Mengadili Keadilan Praperadilan

Sumber Gambar: Liputan6.com
Ada yang unik dari Putusan Pengadilan Negeri Jakarta Selatan Nomor: 24/Pid/Pra/2018/PN. Jkt. Sel., yang mengabulkan permohonan praperadilan Masyarakat Anti Korupsi Indonesia (MAKI).
Letak keunikannya, selain karena menyangkut nasib Boediono (mantan Wapres 2009-20014) juga pertama kalinya amar putusan perihal permohonan praperadilan dapat menginstruksikan penyelidik/penyidik cq KPK, bukan hanya mewajibkan untuk melakukan penyidikan, namun menjadi wajib pula untuk menetapkan tersangka baru.
Terkuaknya kembali nama Boediono, Muliaman D Hadad, Raden Pardede, Dkk, pasca putusan Pengadilan Negeri a quo memunculkan dua legal issue yang menarik untuk didiskusikan.

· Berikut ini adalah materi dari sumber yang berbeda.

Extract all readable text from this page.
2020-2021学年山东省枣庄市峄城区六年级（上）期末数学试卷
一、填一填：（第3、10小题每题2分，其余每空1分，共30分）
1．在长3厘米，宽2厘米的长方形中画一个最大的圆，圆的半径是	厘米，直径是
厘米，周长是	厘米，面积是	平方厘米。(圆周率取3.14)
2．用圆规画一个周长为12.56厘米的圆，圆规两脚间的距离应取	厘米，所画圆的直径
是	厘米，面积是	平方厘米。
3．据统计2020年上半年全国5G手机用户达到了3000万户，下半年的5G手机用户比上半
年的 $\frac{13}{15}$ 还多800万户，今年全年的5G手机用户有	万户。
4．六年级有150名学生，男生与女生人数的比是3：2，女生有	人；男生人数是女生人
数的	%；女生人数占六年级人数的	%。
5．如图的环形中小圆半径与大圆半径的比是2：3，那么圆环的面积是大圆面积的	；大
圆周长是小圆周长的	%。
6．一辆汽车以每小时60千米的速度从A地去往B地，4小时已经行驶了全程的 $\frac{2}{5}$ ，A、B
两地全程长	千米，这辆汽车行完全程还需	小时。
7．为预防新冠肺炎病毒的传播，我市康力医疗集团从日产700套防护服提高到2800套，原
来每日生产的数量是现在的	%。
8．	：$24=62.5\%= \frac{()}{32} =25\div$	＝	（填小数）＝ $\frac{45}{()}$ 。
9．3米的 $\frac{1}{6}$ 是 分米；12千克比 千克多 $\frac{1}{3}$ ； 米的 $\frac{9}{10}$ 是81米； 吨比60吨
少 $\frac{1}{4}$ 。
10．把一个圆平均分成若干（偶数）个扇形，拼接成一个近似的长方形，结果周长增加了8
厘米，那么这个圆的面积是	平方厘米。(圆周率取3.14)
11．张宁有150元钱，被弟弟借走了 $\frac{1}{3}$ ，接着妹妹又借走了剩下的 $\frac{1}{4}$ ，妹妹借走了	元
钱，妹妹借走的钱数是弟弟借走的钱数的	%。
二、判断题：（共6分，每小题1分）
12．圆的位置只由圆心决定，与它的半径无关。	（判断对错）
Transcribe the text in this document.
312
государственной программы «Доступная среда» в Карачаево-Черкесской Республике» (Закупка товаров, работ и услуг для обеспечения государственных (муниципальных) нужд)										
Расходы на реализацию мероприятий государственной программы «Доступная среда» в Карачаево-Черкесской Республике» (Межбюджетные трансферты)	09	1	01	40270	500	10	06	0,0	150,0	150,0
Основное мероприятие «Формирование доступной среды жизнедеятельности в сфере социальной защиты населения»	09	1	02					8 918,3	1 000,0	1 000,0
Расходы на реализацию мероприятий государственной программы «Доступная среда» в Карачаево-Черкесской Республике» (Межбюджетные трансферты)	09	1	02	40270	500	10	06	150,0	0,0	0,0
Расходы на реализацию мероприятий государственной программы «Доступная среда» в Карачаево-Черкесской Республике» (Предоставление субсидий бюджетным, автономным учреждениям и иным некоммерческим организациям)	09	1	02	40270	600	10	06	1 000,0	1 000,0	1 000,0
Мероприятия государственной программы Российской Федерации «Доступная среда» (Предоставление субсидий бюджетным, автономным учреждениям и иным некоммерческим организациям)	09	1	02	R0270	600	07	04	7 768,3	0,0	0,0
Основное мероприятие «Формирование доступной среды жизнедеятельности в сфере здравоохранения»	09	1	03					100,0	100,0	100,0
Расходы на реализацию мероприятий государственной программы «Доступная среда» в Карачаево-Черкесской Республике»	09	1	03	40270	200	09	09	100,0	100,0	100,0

Pertama, dalam ihwal telah terbuktinya perbuatan korupsi atas nama Budi Mulya yang diduga keras turut bersama-sama dengan Boediono Dkk, terhadap fakta hukum yang menyatakan kalau pengucuran dan penggelontoran bantuan kepada Bank Century yang berujung pada perbuatan korupsi: Apakah dengan serta-merta Boediono sudah include untuk dinyatakan memenuhi bukti permulaan yang cukup, sehingganya menjadi wajar untuk ditetapkan sebagai tersangka sebagaimana perintah dari amar putusan Pengadilan Negeri Jakarta selatan?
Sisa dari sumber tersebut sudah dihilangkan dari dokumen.